Much of this case hinges on emails - millions upon millions of them. It's not a complete record; in 2011, News International began a process of deleting all email archives but, luckily for the prosecution, backups of some of them were held by the company tasked with wiping the records. The Crown also secured emails stored by solicitors Harbottle and Lewis and defendant Clive Goodman. More were recovered from computers seized by police from Rebekah and Charlie Brooks' London flat in 2011. Without these records it is possible that this trial may never have happened. As one police officer told the court, the emails give the "context" the prosecution are relying on to prove their charges of conspiracy.

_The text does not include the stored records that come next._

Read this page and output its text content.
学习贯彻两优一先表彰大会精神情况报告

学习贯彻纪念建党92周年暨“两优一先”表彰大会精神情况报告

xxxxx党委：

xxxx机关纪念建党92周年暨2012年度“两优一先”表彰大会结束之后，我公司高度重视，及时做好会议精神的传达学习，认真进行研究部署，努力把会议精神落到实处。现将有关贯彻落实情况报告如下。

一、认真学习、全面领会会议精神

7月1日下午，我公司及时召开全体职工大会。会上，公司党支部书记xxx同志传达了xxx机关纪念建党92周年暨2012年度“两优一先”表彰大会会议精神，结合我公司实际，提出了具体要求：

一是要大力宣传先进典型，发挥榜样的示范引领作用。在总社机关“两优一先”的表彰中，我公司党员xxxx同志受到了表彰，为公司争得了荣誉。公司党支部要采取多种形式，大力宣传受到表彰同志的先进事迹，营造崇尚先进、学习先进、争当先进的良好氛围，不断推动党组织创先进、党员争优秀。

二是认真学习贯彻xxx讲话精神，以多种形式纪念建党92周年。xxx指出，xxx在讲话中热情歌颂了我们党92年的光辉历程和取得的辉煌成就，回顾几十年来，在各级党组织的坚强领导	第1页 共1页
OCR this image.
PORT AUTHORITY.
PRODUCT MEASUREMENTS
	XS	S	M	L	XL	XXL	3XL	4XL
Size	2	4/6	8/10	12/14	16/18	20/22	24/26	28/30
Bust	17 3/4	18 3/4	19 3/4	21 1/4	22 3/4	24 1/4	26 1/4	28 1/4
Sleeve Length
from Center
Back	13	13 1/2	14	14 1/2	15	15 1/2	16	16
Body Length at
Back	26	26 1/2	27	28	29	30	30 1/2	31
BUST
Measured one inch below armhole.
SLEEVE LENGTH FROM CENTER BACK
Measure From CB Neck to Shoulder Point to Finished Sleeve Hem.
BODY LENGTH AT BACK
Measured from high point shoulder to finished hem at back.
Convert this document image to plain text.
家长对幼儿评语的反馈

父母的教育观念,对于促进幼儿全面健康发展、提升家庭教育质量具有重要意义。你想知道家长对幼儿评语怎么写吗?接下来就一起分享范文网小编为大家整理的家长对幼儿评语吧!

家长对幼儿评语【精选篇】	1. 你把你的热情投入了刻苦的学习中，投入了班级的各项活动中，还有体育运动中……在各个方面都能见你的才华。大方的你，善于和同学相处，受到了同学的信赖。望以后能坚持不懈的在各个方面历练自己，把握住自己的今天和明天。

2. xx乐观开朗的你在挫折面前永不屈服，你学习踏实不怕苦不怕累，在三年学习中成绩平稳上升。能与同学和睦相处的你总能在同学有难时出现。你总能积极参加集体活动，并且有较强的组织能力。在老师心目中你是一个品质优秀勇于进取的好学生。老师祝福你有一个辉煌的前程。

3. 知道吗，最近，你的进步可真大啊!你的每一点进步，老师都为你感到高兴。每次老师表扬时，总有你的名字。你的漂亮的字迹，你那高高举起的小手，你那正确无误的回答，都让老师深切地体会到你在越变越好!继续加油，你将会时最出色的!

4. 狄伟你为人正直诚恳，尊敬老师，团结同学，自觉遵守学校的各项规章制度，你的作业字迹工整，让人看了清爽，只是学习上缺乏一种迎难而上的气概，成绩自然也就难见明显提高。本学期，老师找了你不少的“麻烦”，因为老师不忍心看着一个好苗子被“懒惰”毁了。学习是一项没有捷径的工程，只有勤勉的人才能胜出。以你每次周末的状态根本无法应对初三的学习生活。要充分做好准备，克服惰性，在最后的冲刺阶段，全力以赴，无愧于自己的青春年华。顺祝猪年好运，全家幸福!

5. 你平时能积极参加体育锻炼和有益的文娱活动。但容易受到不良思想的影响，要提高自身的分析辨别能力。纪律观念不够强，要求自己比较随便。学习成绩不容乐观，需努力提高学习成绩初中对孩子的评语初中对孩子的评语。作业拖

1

So, the court stares at screens while the lawyers discuss how to interpret Andy Coulson emailing a journalist with the pithy: "Do his phone." Does Brooks' replying "fine" to an email mean she has read it? That's for the jury to decide.

This trial is probably the most live-tweeted and blogged case yet, however apart from the usual warnings to the jury to only decide the case on evidence they hear in court, Mr Justice Saunders has already had to address the jury twice about specific instances of media coverage.

In the very first week of the trial the judge informed the jury that this cover of Private Eye featuring Brooks was "a joke which in the circumstances of today is a joke in especially bad taste".

Then, just before the Christmas break, the judge spoke to the jury about a report from the Independent on a Christmas card sent by Nick Brown MP featuring Brooks. Judge Saunders told the jury to "simply ignore things like that" while Brook's QC, Jonathan Laidlaw, passed the jury his iPad so they could all see the picture.

So, two cheers for the tweeters and bloggers. There are understandably many reporting restrictions on this case and ensuring a fair trial for the accused is the most important thing. So far, despite some minor incidents, both old and new media seem to be staying within the rules. It would be ironic, however, if a trial about intrusive media coverage was aborted due to prejudicial media coverage.

In a reference to the Private Eye cover mentioned above, the presiding judge, Mr Justice Saunders remarked: "In this case not only are the defendants on trial, but British justice is on trial."

Saunders is known for keeping a tight reign on social media. In 2011, on being informed of a post on Twitter by Alan Sugar about a trial he was presiding over, Saunders remarked: "Can someone contact Lord Sugar and get that removed?" The tweet was gone in 20 minutes.

This trial is yet to have such social media dramas, and hopefully it will not. There has been debate on whether or not this level of online reporting is really a rival to traditional media coverage or just an extra level of detail, likely to be interesting only to a few obsessives. As the case proceeds and we move on to the defendants themselves taking the stand - Andy Coulson has already stated he will - we may not settle that argument, but we will be in a far better position to have it.